Published May 01, 2013
High-frequency trading firms are reportedly exploiting a hidden loophole at the Chicago Mercantile Exchange to gain a crucial head start against other traders in the futures market.
The report is likely to add fuel to the ongoing debate about whether or not the current market structure is tipped against retail investors in favor of sophisticated firms that deploy speedy trading technology.
According to The Wall Street Journal, high-frequency traders are attempting to capitalize on an ability to discover when their own trades for commodities are executed before the rest of the market is able to see the trades.
While the data advantage may only consist of one to 10 milliseconds, that is enough for these speedy traders to profit on the information, the Journal reported.
One high-frequency trading firm, Jump Trading of Chicago, told the paper that sophisticated traders have known about the loophole for years and have incorporated the information into their trading strategies.
While critics will say this represents an unfair advantage for favored customers, high-speed trading defenders say they have invested huge sums of money on advanced technology and their trades provide badly-needed liquidity to the market.
In an emailed statement, CME Group (CME), the parent of the Chicago Mercantile Exchange, acknowledged that out of more than 300 million messages that come into its platform daily, “there may be times when customers experience a latency of a few milliseconds between the time they receive their trade confirmations and when that information is accessible on the public feed.”
The exchange said it will continue to address this issue and has already taken steps to reduce order response times and limit variability within and across asset classes. “Our goal is to bring variability as close to zero as possible,” CME said.

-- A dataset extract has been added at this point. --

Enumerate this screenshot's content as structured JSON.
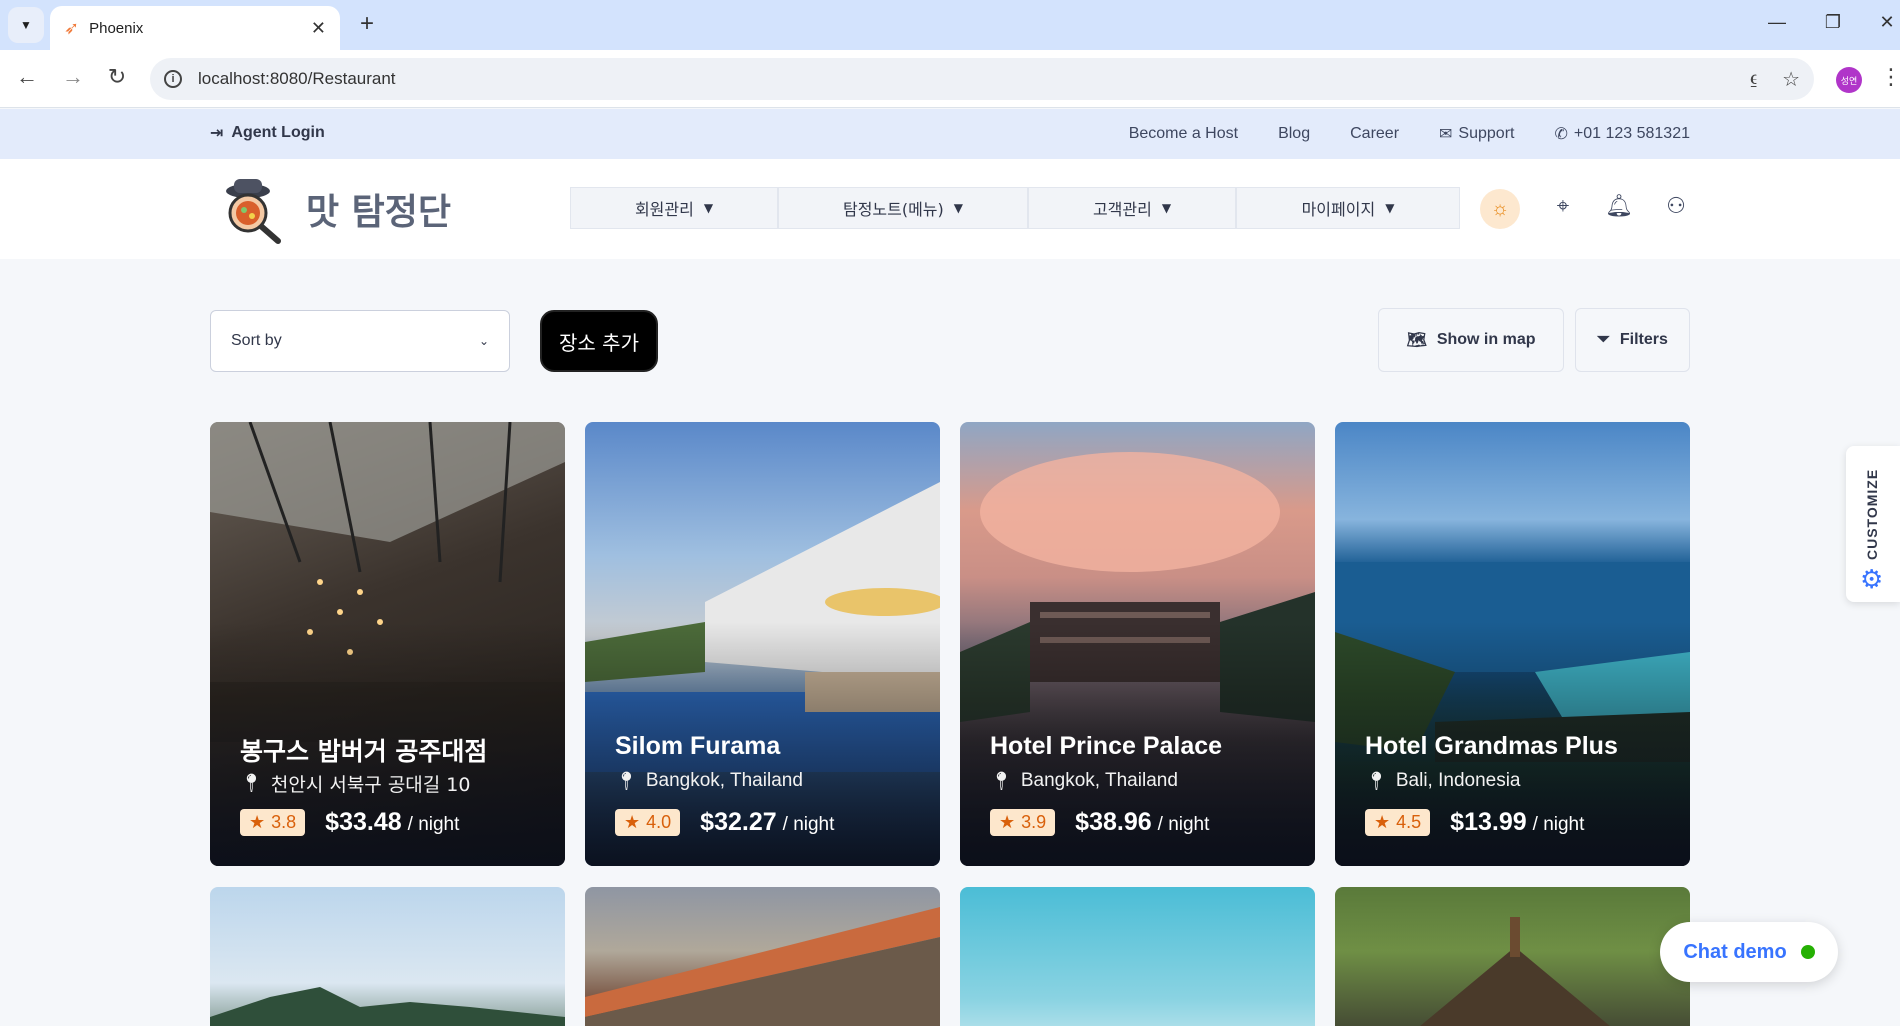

High-frequency trading has come under greater scrutiny in recent years as it continues to represent a larger chunk of overall trading and amid a number of high-profile glitches in the market, highlighted by the May 2010 flash crash.
Security software maker Symantec (SYMC) experienced a mini flash crash on Tuesday that briefly wiped out about $1.7 billion in market capitalization in just seconds due to an erroneous trade, something critics blamed on the current system’s complex and fragmented structure.
Even though the Commodities Futures Trading Commission has boosted oversight of high-speed trading, the CME’s loophole isn’t a current area of focus, the Journal reported.